India's central bank on Monday relaxed cash withdrawal limits from automated teller machines (ATMs) and current accounts with immediate effect.

The Reserve Bank of India (RBI) has allowed individuals to withdraw up to Indian Rs10,000 ($146.84) per debit card per day from ATMs, higher than the Rs4,500 currently. However, the overall weekly withdrawal limit of Rs24,000 per card remains unchanged, it said in a release.

The central bank also increased the withdrawal limits from current accounts to Rs100,000 per week from Rs50,000 earlier and said this facility will also be extended to overdraft, cash credit accounts.
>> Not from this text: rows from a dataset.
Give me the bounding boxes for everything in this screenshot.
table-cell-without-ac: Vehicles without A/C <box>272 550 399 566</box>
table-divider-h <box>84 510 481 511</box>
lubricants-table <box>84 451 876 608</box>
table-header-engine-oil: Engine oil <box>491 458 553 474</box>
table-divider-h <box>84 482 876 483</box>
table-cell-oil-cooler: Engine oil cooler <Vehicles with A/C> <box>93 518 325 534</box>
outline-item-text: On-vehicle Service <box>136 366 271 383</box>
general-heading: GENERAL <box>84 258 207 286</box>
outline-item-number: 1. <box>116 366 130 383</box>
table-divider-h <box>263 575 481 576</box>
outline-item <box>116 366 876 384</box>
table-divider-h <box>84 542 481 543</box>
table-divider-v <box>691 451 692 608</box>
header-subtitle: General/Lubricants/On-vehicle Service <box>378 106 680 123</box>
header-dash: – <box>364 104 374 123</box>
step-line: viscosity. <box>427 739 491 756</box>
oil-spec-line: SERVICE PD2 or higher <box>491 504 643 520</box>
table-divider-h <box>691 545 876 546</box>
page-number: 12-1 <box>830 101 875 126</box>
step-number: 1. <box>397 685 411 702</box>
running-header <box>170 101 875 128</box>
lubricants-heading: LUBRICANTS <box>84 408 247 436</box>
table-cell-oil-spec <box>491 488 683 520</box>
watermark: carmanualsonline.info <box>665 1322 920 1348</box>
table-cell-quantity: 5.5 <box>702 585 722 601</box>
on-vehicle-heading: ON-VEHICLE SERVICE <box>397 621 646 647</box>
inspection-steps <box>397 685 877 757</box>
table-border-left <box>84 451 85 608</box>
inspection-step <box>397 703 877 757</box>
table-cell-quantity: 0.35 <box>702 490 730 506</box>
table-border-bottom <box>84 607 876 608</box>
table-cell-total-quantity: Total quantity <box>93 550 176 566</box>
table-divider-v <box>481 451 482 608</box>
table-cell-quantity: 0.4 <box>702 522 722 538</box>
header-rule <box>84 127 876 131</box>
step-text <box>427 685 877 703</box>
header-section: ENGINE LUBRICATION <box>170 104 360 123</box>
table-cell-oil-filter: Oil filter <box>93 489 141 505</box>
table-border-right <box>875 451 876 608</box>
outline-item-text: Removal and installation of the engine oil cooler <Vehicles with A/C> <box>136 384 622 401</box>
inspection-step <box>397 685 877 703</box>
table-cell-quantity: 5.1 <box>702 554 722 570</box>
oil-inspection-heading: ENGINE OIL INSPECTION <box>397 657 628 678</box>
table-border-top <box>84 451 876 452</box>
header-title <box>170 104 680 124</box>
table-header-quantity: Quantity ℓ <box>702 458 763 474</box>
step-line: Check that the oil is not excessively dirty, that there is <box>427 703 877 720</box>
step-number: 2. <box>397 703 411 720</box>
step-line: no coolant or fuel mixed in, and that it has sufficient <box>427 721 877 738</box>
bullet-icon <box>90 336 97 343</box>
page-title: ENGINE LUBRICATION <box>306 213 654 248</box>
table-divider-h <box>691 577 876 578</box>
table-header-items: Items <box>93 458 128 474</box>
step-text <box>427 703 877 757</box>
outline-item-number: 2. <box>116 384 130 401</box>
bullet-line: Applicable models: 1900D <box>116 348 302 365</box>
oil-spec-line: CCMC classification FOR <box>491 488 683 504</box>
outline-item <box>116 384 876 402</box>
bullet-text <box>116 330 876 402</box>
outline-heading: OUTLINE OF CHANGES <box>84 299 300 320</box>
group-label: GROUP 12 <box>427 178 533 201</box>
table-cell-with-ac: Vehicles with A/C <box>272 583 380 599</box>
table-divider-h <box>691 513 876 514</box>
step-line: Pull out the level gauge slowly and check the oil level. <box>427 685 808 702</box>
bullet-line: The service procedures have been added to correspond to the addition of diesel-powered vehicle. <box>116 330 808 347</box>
The RBI had imposed these limits in November after the government announced a ban on all high-value currency notes, and said it would replace them with new notes.

The withdrawal limits are unlikely to be removed completely until the RBI has supplied the economy with sufficient amount of new notes, analysts said.

Read more: The five-thousand-rupee question

India is still reeling from Prime Minister Narendra Modi's shock decision in November 2016 to pull 86 per cent of the currency from circulation overnight, triggering a chronic shortage of notes in an economy that operates almost entirely on cash.

“To break the grip of corruption and black money, we have decided that the 500 and 1,000 rupee currency notes presently in use will no longer be legal tender from midnight that is 8 November, 2016,” he had said in a televised address to the nation.